O número de fiscalizações vem caindo desde 2013. Se compararmos 2017 com 2016, a queda foi de 23,5%. Tivemos o menor número de pessoas resgatadas desde 1998. O contingenciamento de verba chegou a 70%. O último concurso para o setor foi em 2013. Deixando claro a falta de interesse no aparelhamento do setor.

Pode piorar

Estudioso do tema e sempre atento as alterações que impactam o setor, Plassat alerta para nos preparemos para o pior, ao falar das mudanças trabalhistas propostas.

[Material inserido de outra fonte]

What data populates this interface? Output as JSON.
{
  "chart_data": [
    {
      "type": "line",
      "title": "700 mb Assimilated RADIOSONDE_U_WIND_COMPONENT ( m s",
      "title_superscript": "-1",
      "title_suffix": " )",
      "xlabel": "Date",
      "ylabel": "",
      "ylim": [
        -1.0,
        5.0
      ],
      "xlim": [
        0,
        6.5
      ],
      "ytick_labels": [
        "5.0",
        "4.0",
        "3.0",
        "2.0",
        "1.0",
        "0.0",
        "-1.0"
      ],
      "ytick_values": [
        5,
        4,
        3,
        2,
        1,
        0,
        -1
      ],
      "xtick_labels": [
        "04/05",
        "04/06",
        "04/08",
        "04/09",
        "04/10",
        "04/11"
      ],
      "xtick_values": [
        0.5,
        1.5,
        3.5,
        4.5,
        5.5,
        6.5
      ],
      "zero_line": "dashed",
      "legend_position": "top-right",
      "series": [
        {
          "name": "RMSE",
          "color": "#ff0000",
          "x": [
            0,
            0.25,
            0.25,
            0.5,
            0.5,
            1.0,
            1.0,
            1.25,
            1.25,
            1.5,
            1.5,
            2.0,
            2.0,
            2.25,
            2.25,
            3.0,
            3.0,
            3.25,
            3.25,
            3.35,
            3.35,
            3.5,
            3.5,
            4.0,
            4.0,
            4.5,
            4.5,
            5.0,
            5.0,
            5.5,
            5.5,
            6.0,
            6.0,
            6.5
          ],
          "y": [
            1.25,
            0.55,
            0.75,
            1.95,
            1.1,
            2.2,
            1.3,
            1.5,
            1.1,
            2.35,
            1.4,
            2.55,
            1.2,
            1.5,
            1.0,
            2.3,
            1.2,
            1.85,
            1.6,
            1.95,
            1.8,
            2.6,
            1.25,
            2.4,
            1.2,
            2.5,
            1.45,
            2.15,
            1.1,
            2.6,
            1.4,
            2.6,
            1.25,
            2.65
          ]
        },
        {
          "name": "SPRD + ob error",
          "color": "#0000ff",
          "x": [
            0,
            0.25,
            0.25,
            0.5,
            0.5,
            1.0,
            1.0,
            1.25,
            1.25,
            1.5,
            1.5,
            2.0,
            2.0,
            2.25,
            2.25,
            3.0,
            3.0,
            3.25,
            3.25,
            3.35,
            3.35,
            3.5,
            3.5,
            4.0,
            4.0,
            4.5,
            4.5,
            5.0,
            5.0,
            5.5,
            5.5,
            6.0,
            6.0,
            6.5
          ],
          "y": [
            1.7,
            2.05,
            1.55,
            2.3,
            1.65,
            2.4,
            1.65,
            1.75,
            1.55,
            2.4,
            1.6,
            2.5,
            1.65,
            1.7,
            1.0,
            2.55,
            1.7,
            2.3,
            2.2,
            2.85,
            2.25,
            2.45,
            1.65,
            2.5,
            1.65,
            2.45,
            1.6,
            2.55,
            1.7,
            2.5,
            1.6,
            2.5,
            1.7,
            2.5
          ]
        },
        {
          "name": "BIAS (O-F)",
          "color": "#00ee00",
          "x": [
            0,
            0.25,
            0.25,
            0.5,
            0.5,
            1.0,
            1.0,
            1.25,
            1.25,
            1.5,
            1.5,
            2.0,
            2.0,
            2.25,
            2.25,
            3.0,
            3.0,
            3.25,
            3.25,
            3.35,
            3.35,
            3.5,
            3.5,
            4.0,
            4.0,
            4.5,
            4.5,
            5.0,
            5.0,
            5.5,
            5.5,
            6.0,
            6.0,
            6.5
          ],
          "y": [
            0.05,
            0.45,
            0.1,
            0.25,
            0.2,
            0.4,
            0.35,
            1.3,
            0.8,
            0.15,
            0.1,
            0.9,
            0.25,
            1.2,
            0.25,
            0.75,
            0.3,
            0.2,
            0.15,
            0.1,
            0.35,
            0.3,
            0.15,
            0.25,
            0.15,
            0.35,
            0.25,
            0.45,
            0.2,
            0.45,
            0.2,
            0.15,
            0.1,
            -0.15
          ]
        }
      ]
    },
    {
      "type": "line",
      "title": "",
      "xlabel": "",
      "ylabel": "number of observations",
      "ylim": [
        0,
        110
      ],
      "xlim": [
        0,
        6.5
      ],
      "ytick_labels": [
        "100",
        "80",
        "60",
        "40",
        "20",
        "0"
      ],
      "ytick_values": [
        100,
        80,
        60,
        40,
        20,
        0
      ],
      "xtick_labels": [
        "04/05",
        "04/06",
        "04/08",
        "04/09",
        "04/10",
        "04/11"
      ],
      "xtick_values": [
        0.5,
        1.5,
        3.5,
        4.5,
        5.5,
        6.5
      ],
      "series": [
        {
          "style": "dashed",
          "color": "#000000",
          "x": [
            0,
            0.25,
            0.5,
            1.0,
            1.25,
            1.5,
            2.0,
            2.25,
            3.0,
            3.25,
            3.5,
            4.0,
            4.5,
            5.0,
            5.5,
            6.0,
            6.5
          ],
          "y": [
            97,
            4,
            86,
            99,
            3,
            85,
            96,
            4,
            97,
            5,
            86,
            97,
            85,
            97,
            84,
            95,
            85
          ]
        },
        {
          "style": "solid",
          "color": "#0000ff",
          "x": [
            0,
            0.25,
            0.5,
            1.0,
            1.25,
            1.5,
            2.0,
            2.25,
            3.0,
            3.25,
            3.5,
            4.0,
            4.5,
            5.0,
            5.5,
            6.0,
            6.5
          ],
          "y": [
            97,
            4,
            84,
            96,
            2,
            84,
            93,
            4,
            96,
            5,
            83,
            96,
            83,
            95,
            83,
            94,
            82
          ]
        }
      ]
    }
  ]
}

“O conteúdo da reforma trabalhista que foram aprovadas e o que sobra para aprovar no congresso , definem como normal condições de trabalho que até hoje consideremos degradante”, explica preocupado o Frei.

Descartado para morrer

Frei Xavier nos revelou ainda uma triste história de um morador de rua que foi morto, após ser espancado na capital, no último dia 7.

Márcio Batista dos Santos, 37 anos, trabalhava em uma fazenda na região de Paraíso, em condições muito precárias, após decidir pedir seus direitos, foi acusado de roubar um motor e descartado.

“ Este rapaz ficou sob nossos cuidados por sete meses, após muita luta conseguiu receber um valor irrisório, após o período que passou conosco ele veio para Palmas e se envolveu com um usuários de drogas”, conta Xavier.

Antes de deixar a CPT, Márcio escreveu um bilhete de agradecimento, onde pede para que as pessoas nunca desistam de seus sonhos. A data é de abril deste ano. Veja na foto abaixo.

Ex-tabalhador escravo deixou recado otimista antes de morrer – Divulgação

Identificar e punir não são o suficiente

Apenas libertar o trabalhador não basto é preciso oferecer condições para que este trabalhador possa seguir com dignidade. Para o Missionário existe muito preconceito por traz, é preciso considerar que uma parte da população que é tratada como inferior, descartável, de segunda classe.

É preciso mudar isso com politicas de inclusão oferecendo condições mínimas para uma vida digna.

Denuncie

Qualquer pessoa pode denunciar ou pedir ajuda em situações que os direitos humanos estão sendo violados. Como no caso de trabalho escravo basta discar 100. O Disk 100 funciona 24h, é gratuito e pessoa pode se manter anônima.